Il était une fois, un quartier paisible où il faisait bon vivre… Et un beau jour des bulldozers sont soudainement sortis de la lisière de la forêt !!!

Alors les habitants du quartier se sont regroupés en association pour essayer de tirer l’histoire au clair…

C’est effectivement comme ça que l’histoire a commencé, je la résume :

 

Nous sommes dans l’Essonne. Une grande surface y est installée de longue date sur la RN20. Il occupe également un peu de terrain sur la commune voisine. Les deux communes ne s’entendent pas bien du tout…

 

Le magasin a mené des travaux d’agrandissement, bâtiment et parking. En marge de ce projet, la municipalité a fait créer au magasin une route allant de ses parkings (et de la RN20) jusque dans notre quartier d’habitations (une partie préexistait sous la forme d’un chemin rural aboutissant non pas au magasin mais à la commune voisine) :

-à travers un Espace Boisé Classé sans autorisation de défrichage,

-à travers une zone agricole selon le SDRIF, et des espaces dont les classements varient entre ND et NDa,

-sans aucune délibération en conseil municipal sur quoi que ce soit (pas de changements de classement, pas de modification du POS, pas de gestion des domaines publics et privés de la municipalité, pas d’autorisation d’achats ou de vente de quoi que ce soit, pas d’avis du services des domaines ni de la DDE, pas d’arrêté préfectoral ou même municipal, rien),

-sans enquête public (pour création d’une nouvelle voirie par exemple),

-sans rien, aucun écrit de quelque sorte que ce soit, ou du moins s’il en existe un quelque part on attend toujours d’en voir ne serait-ce qu’une feuille.

 

Pour les finances, la situation est du même tonneau :

-Le magasin a tout réalisé et tout financé avec une somme qu’il devait à la municipalité et qu’il n’a jamais payé – Pas de vote en conseil municipal pour autoriser le maire à accepter un paiement en nature sous la forme de travaux.

-Les travaux sont réputés avoir coûté exactement ce que le magasin devait à la municipalité, soit 620.000 €

-Cependant, un CR municipal de la commune voisine évoque ces travaux en précisant :

·qu’ils étaient estimés à 400.000 €

·qu’ils ne devaient se faire que sur des chemins ruraux préexistants, dont une partie sur le terrain de cette commune voisine,

·que la commune voisine les bloquait en raison du non paiement d’une somme que notre municipalité lui devait.

Conclusion :

·il n’avait jamais été prévu de créer une route,

·il manque 220.000 €,

·aucun moyen de contrôle sur le coût réel des travaux.

 

Pire : on s’est aperçu que le magasin s’est agrandi en absorbant totalement au passage une voix publique, sans aucune contrepartie.

 

Et en cherchant à comprendre on a trouvé encore plus…

Dans un compte-rendu de conseil municipal, on peut trouver la mention d’une parcelle vendue à deux magasin pour un prix ridicule (10.000 € pour 815 m2, soit 12,27 € / m2. C’est un prix de terre agricole… non constructible…), alors qu’actuellement une autre parcelle dans la même zone commerciale serait à vendre à un prix plus de 50 fois plus élevé (666,66 € /m2).

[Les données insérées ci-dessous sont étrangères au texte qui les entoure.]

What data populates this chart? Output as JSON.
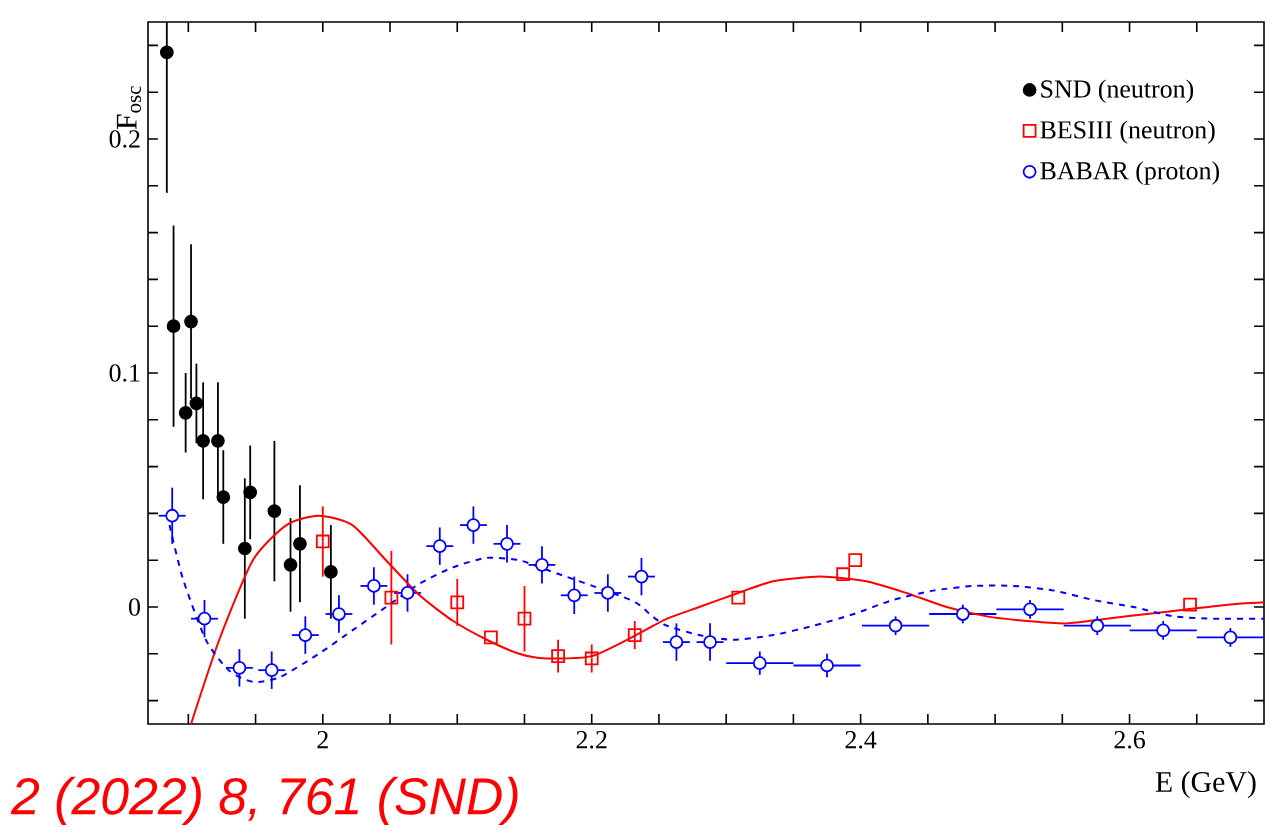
{
  "chart_data": {
    "type": "scatter",
    "xlabel": "E (GeV)",
    "ylabel": "F$_{osc}$",
    "xlim": [
      1.87,
      2.7
    ],
    "ylim": [
      -0.05,
      0.25
    ],
    "xticks": [
      {
        "value": 1.9,
        "label": null
      },
      {
        "value": 1.95,
        "label": null
      },
      2,
      {
        "value": 2.05,
        "label": null
      },
      {
        "value": 2.1,
        "label": null
      },
      {
        "value": 2.15,
        "label": null
      },
      2.2,
      {
        "value": 2.25,
        "label": null
      },
      {
        "value": 2.3,
        "label": null
      },
      {
        "value": 2.35,
        "label": null
      },
      2.4,
      {
        "value": 2.45,
        "label": null
      },
      {
        "value": 2.5,
        "label": null
      },
      {
        "value": 2.55,
        "label": null
      },
      2.6,
      {
        "value": 2.65,
        "label": null
      }
    ],
    "yticks": [
      {
        "value": -0.04,
        "label": null
      },
      {
        "value": -0.02,
        "label": null
      },
      0,
      {
        "value": 0.02,
        "label": null
      },
      {
        "value": 0.04,
        "label": null
      },
      {
        "value": 0.06,
        "label": null
      },
      {
        "value": 0.08,
        "label": null
      },
      0.1,
      {
        "value": 0.12,
        "label": null
      },
      {
        "value": 0.14,
        "label": null
      },
      {
        "value": 0.16,
        "label": null
      },
      {
        "value": 0.18,
        "label": null
      },
      0.2,
      {
        "value": 0.22,
        "label": null
      },
      {
        "value": 0.24,
        "label": null
      }
    ],
    "legend": "top right",
    "grid": false,
    "annotations": [
      "2 (2022) 8, 761 (SND)"
    ],
    "series": [
      {
        "name": "SND (neutron)",
        "color": "#000000",
        "marker": "circle",
        "x": [
          1.884,
          1.889,
          1.902,
          1.906,
          1.898,
          1.911,
          1.922,
          1.926,
          1.946,
          1.942,
          1.964,
          1.976,
          1.983,
          2.006
        ],
        "values": [
          0.237,
          0.12,
          0.122,
          0.087,
          0.083,
          0.071,
          0.071,
          0.047,
          0.049,
          0.025,
          0.041,
          0.018,
          0.027,
          0.015
        ],
        "errors": [
          0.06,
          0.043,
          0.033,
          0.017,
          0.017,
          0.025,
          0.025,
          0.02,
          0.02,
          0.03,
          0.03,
          0.02,
          0.025,
          0.02
        ]
      },
      {
        "name": "BESIII (neutron)",
        "color": "#ff0000",
        "marker": "square",
        "x": [
          2.0,
          2.051,
          2.1,
          2.125,
          2.15,
          2.175,
          2.2,
          2.232,
          2.309,
          2.387,
          2.396,
          2.645
        ],
        "values": [
          0.028,
          0.004,
          0.002,
          -0.013,
          -0.005,
          -0.021,
          -0.022,
          -0.012,
          0.004,
          0.014,
          0.02,
          0.001
        ],
        "errors": [
          0.015,
          0.02,
          0.01,
          null,
          0.014,
          0.007,
          0.006,
          0.006,
          null,
          null,
          null,
          null
        ]
      },
      {
        "name": "BABAR (proton)",
        "color": "#0000ff",
        "marker": "circle",
        "x": [
          1.888,
          1.912,
          1.938,
          1.962,
          1.987,
          2.012,
          2.038,
          2.063,
          2.087,
          2.112,
          2.137,
          2.163,
          2.187,
          2.212,
          2.237,
          2.263,
          2.288,
          2.325,
          2.375,
          2.426,
          2.476,
          2.526,
          2.576,
          2.625,
          2.675
        ],
        "values": [
          0.039,
          -0.005,
          -0.026,
          -0.027,
          -0.012,
          -0.003,
          0.009,
          0.006,
          0.026,
          0.035,
          0.027,
          0.018,
          0.005,
          0.006,
          0.013,
          -0.015,
          -0.015,
          -0.024,
          -0.025,
          -0.008,
          -0.003,
          -0.001,
          -0.008,
          -0.01,
          -0.013
        ],
        "errors": [
          0.012,
          0.008,
          0.008,
          0.008,
          0.008,
          0.008,
          0.008,
          0.008,
          0.008,
          0.008,
          0.008,
          0.008,
          0.008,
          0.008,
          0.008,
          0.008,
          0.008,
          0.005,
          0.005,
          0.004,
          0.004,
          0.004,
          0.004,
          0.004,
          0.004
        ],
        "xerrors": [
          0.01,
          0.01,
          0.01,
          0.01,
          0.01,
          0.01,
          0.01,
          0.01,
          0.01,
          0.01,
          0.01,
          0.01,
          0.01,
          0.01,
          0.01,
          0.01,
          0.01,
          0.025,
          0.025,
          0.025,
          0.025,
          0.025,
          0.025,
          0.025,
          0.025
        ]
      },
      {
        "type": "line",
        "color": "#ff0000",
        "line_style": "solid",
        "marker": "none",
        "x": [
          1.902,
          1.923,
          1.948,
          1.973,
          1.997,
          2.022,
          2.047,
          2.072,
          2.097,
          2.122,
          2.146,
          2.166,
          2.2,
          2.233,
          2.256,
          2.28,
          2.309,
          2.335,
          2.37,
          2.404,
          2.434,
          2.464,
          2.494,
          2.524,
          2.553,
          2.583,
          2.613,
          2.643,
          2.673,
          2.7
        ],
        "values": [
          -0.05,
          -0.014,
          0.02,
          0.035,
          0.039,
          0.035,
          0.02,
          0.005,
          -0.006,
          -0.014,
          -0.02,
          -0.022,
          -0.021,
          -0.012,
          -0.005,
          0.0,
          0.006,
          0.011,
          0.013,
          0.011,
          0.006,
          0.0,
          -0.004,
          -0.006,
          -0.007,
          -0.005,
          -0.003,
          -0.001,
          0.001,
          0.002
        ]
      },
      {
        "type": "line",
        "color": "#0000ff",
        "line_style": "dashed",
        "marker": "none",
        "x": [
          1.886,
          1.896,
          1.913,
          1.93,
          1.948,
          1.968,
          1.997,
          2.022,
          2.047,
          2.072,
          2.097,
          2.122,
          2.146,
          2.166,
          2.229,
          2.245,
          2.256,
          2.28,
          2.305,
          2.335,
          2.365,
          2.395,
          2.424,
          2.454,
          2.484,
          2.514,
          2.544,
          2.573,
          2.603,
          2.633,
          2.663,
          2.7
        ],
        "values": [
          0.035,
          0.012,
          -0.014,
          -0.027,
          -0.032,
          -0.03,
          -0.02,
          -0.01,
          0.0,
          0.01,
          0.017,
          0.021,
          0.02,
          0.016,
          0.003,
          -0.004,
          -0.008,
          -0.012,
          -0.014,
          -0.012,
          -0.008,
          -0.003,
          0.003,
          0.007,
          0.009,
          0.009,
          0.007,
          0.003,
          0.0,
          -0.004,
          -0.005,
          -0.005
        ]
      }
    ]
  }
}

Pourtant tout semble carré, y compris l’avis du service des domaines… Sauf qu’à y regarder de près… Le numéro cadastral de la parcelle est celui d’une parcelle située non pas dans la zone commerciale mais à l’autre bout de la ville ! Elle est d’une taille ridicule (189 m2), si bien que le prix mentionné de 10.000 € donnerait un prix de 53 € / m2 à cette parcelle, un prix normal…

 

Là les choses s’éclairent… Un avis du service des domaines pour une parcelle (de 189 m2) a été utilisé pour une autre parcelle (de 815 m2), ce qui a fait passé son prix de 666.66 € / m2 à 12,27 € / m2, soit de 540.000 € à 10.000 €… Belle affaire…

 

Il y a un manque à gagner de 530.000€…

 

Conséquences en cascades :

-la municipalité n’a pas de quoi payer sa voisine qui bloque en retour le projet qui serait passé sur son terrain

-notre municipalité s’arrange directement avec le magasin pour passer outre sur un autre tracé, sans aucun contexte légal…

 

Et pour les habitants :

-Sur ce nouveau tracé, les parkings et la RN20 peuvent directement s’engouffrer et traverser notre quartier d’habitations… une catastrophe !!! Et on n’a jamais pu dire quoique ce soit avant de voir les bulldozers…

-Il n’y a qu’un petit détail qui reste à achever pour que la catastrophe soit complète : des douves vestiges d’un ancien château répertorié s’interposent encore partiellement entre la RN20 et la route illicite, ce serait bien mieux si on les comblait pour faciliter le flots de véhicules… On a des éléments matériels indiquant de certains y on sérieusement pensé.

-Il y a aussi pleins de bonnes raisons de calmer les bétonneurs sur les lieux, comme des bornes de chemins millénaires, des ponts datant des Templiers, réputés Romains, voire ne sont même pas connus des services en charge de la gestion des écoulements d’eaux… Autant de bonnes raisons d’envisager des fouilles, mais pour cela il faut un cadre légal…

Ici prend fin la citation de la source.